Sensing of Ce(III) using di-naphthoylated oxacalix[4]arene via realistic simulations and experimental studies

Here, we report a fluorescent sensor for the detection of Ce(III) using di-naphthoylated oxacalix[4]arene (DNOC). Formation of the DNOC-Ce(III) complex has been confirmed by 1H NMR and mass spectroscopic observations. A dramatic decrease in the emission intensity of DNOC is observed for Ce(III) with no competitive interference due to other divalent and trivalent ions. The linear range of detection was obtained over a concentration range between 18 nM and 2 μM. Furthermore, density functional theory (DFT)-based quantum mechanical calculations were executed to predict the most probable structure of the host–guest system. As the molecular geometry suggests, the nitro groups of DNOC bent and the naphthoyl groups (oxygen centres of alternate calixarene rings) stabilize the cerium inclusion complex in the 1,3-alternate conformation. Thus, a novel analytical approach has been developed for Ce(III) detection using the oxacalixarene framework in solution. Moreover, the selective behaviour of DNOC also facilitates new opportunities for determining Ce(III) in a wide range of real samples.

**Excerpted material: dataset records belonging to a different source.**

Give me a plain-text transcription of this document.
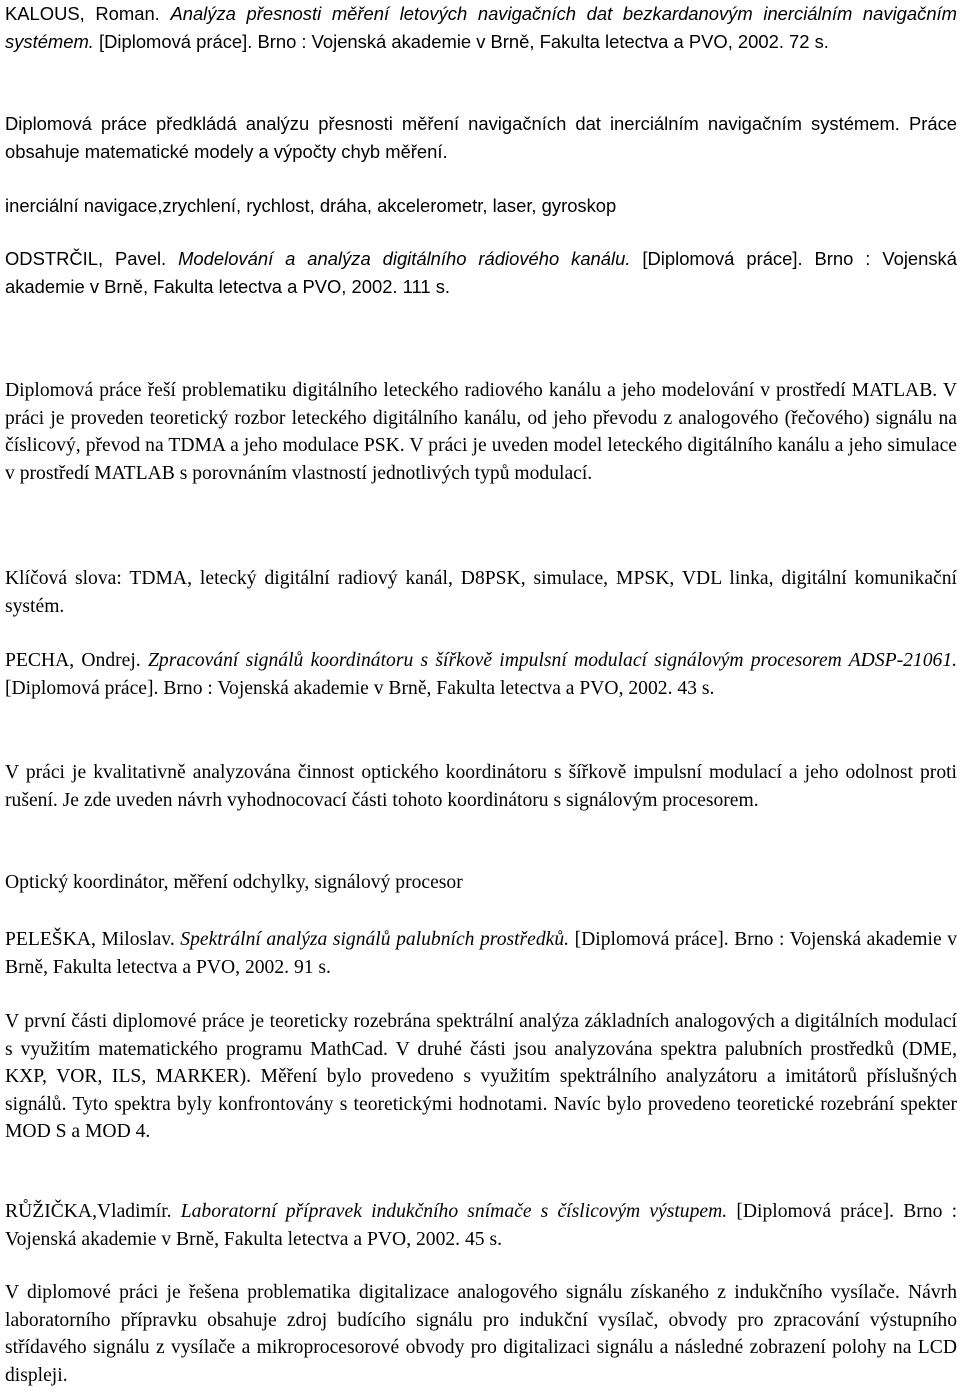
KALOUS, Roman. Analýza přesnosti měření letových navigačních dat bezkardanovým inerciálním navigačním systémem. [Diplomová práce]. Brno : Vojenská akademie v Brně, Fakulta letectva a PVO, 2002. 72 s.

Diplomová práce předkládá analýzu přesnosti měření navigačních dat inerciálním navigačním systémem. Práce obsahuje matematické modely a výpočty chyb měření.

inerciální navigace,zrychlení, rychlost, dráha, akcelerometr, laser, gyroskop

ODSTRČIL, Pavel. Modelování a analýza digitálního rádiového kanálu. [Diplomová práce]. Brno : Vojenská akademie v Brně, Fakulta letectva a PVO, 2002. 111 s.

Diplomová práce řeší problematiku digitálního leteckého radiového kanálu a jeho modelování v prostředí MATLAB. V práci je proveden teoretický rozbor leteckého digitálního kanálu, od jeho převodu z analogového (řečového) signálu na číslicový, převod na TDMA a jeho modulace PSK. V práci je uveden model leteckého digitálního kanálu a jeho simulace v prostředí MATLAB s porovnáním vlastností jednotlivých typů modulací.

Klíčová slova: TDMA, letecký digitální radiový kanál, D8PSK, simulace, MPSK, VDL linka, digitální komunikační systém.

PECHA, Ondrej. Zpracování signálů koordinátoru s šířkově impulsní modulací signálovým procesorem ADSP-21061. [Diplomová práce]. Brno : Vojenská akademie v Brně, Fakulta letectva a PVO, 2002. 43 s.

V práci je kvalitativně analyzována činnost optického koordinátoru s šířkově impulsní modulací a jeho odolnost proti rušení. Je zde uveden návrh vyhodnocovací části tohoto koordinátoru s signálovým procesorem.

Optický koordinátor, měření odchylky, signálový procesor

PELEŠKA, Miloslav. Spektrální analýza signálů palubních prostředků. [Diplomová práce]. Brno : Vojenská akademie v Brně, Fakulta letectva a PVO, 2002. 91 s.

V první části diplomové práce je teoreticky rozebrána spektrální analýza základních analogových a digitálních modulací s využitím matematického programu MathCad. V druhé části jsou analyzována spektra palubních prostředků (DME, KXP, VOR, ILS, MARKER). Měření bylo provedeno s využitím spektrálního analyzátoru a imitátorů příslušných signálů. Tyto spektra byly konfrontovány s teoretickými hodnotami. Navíc bylo provedeno teoretické rozebrání spekter MOD S a MOD 4.

RŮŽIČKA,Vladimír. Laboratorní přípravek indukčního snímače s číslicovým výstupem. [Diplomová práce]. Brno : Vojenská akademie v Brně, Fakulta letectva a PVO, 2002. 45 s.

V diplomové práci je řešena problematika digitalizace analogového signálu získaného z indukčního vysílače. Návrh laboratorního přípravku obsahuje zdroj budícího signálu pro indukční vysílač, obvody pro zpracování výstupního střídavého signálu z vysílače a mikroprocesorové obvody pro digitalizaci signálu a následné zobrazení polohy na LCD displeji.
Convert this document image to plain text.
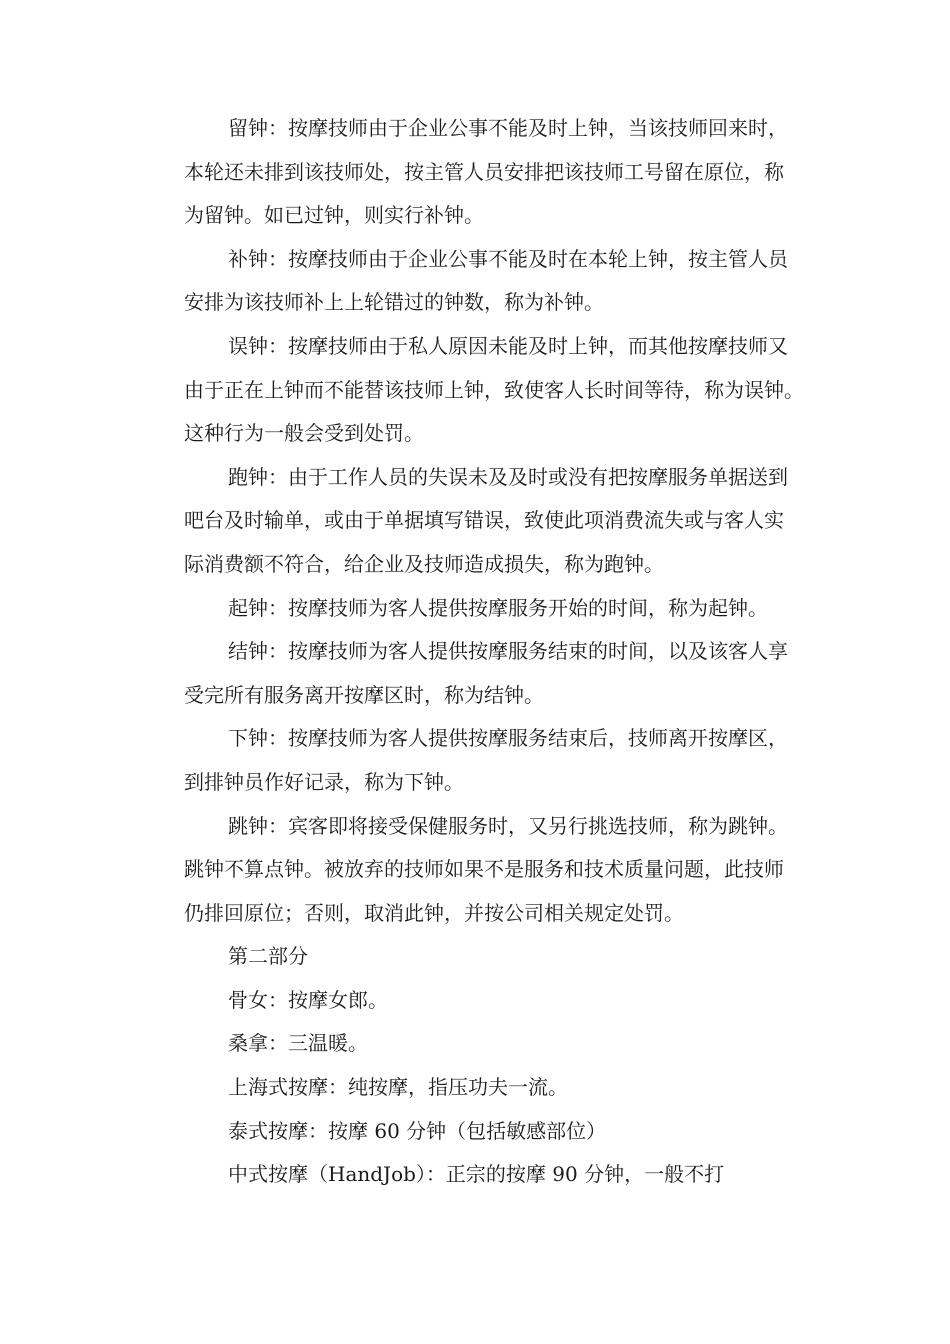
留钟：按摩技师由于企业公事不能及时上钟，当该技师回来时，
本轮还未排到该技师处，按主管人员安排把该技师工号留在原位，称
为留钟。如已过钟，则实行补钟。
补钟：按摩技师由于企业公事不能及时在本轮上钟，按主管人员
安排为该技师补上上轮错过的钟数，称为补钟。
误钟：按摩技师由于私人原因未能及时上钟，而其他按摩技师又
由于正在上钟而不能替该技师上钟，致使客人长时间等待，称为误钟。
这种行为一般会受到处罚。
跑钟：由于工作人员的失误未及及时或没有把按摩服务单据送到
吧台及时输单，或由于单据填写错误，致使此项消费流失或与客人实
际消费额不符合，给企业及技师造成损失，称为跑钟。
起钟：按摩技师为客人提供按摩服务开始的时间，称为起钟。
结钟：按摩技师为客人提供按摩服务结束的时间，以及该客人享
受完所有服务离开按摩区时，称为结钟。
下钟：按摩技师为客人提供按摩服务结束后，技师离开按摩区，
到排钟员作好记录，称为下钟。
跳钟：宾客即将接受保健服务时，又另行挑选技师，称为跳钟。
跳钟不算点钟。被放弃的技师如果不是服务和技术质量问题，此技师
仍排回原位；否则，取消此钟，并按公司相关规定处罚。
第二部分
骨女：按摩女郎。
桑拿：三温暖。
上海式按摩：纯按摩，指压功夫一流。
泰式按摩：按摩 60 分钟（包括敏感部位）
中式按摩（HandJob）：正宗的按摩 90 分钟，一般不打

Exploration of Mycobacterium tuberculosis structural proteome: An in-silico approach

Pharmacophore approaches are of central contour in drug discovery. However, the dependence of ligand-based pharmacophore model on appropriate training set molecules and typical use of apo-protein or single protein-ligand complex for the construction of structure-based pharmacophore models might skip some vital information. Therefore, multiple-complex based approach was employed for the construction of pharmacophore models of the Mycobacterium structural proteome. Moreover, the strategy of clustering of common pharmacophore hypotheses was made to gain an insight about the pharmacophore-similarity across the protein classes and share of features among the inhibitors. Rationale behind the present work was to present the scenario of virtual screening and guiding principle for designing efficient inhibitor by taking into account the available pharmacophoric space.

Prioritization of natural compounds against mycobacterium tuberculosis 3-dehydroquinate dehydratase: A combined in-silico and in-vitro study

Enormous efforts have been endeavored to develop inhibitors against the potential therapeutic target, mycobacterium tuberculosis 3-dehydroquinate dehydratase (MtbDHQase) to combat resistance. Over a dozen of small molecules have been crystallized to characterize the structural basis of the inhibition. However, the studies accomplished so far, have not incorporated all the essential interactions of these complexes simultaneously, to identify the novel inhibitors. Therefore, an attempt was made to construct the pharmacophore models and identify the essential features that can be employed to prioritize the molecules against this target. Based on validation and expertise, we have identified such complimentary features from the natural compounds that can be used as initial hits. Subsequently, these hits were tested for their inhibitory roles in reducing the mycobacterium tuberculosis (Mtb) culture growth. Moreover, the docking simulations were performed to seek the possible interactions accountable for the activity of these candidates against MtbDHQase.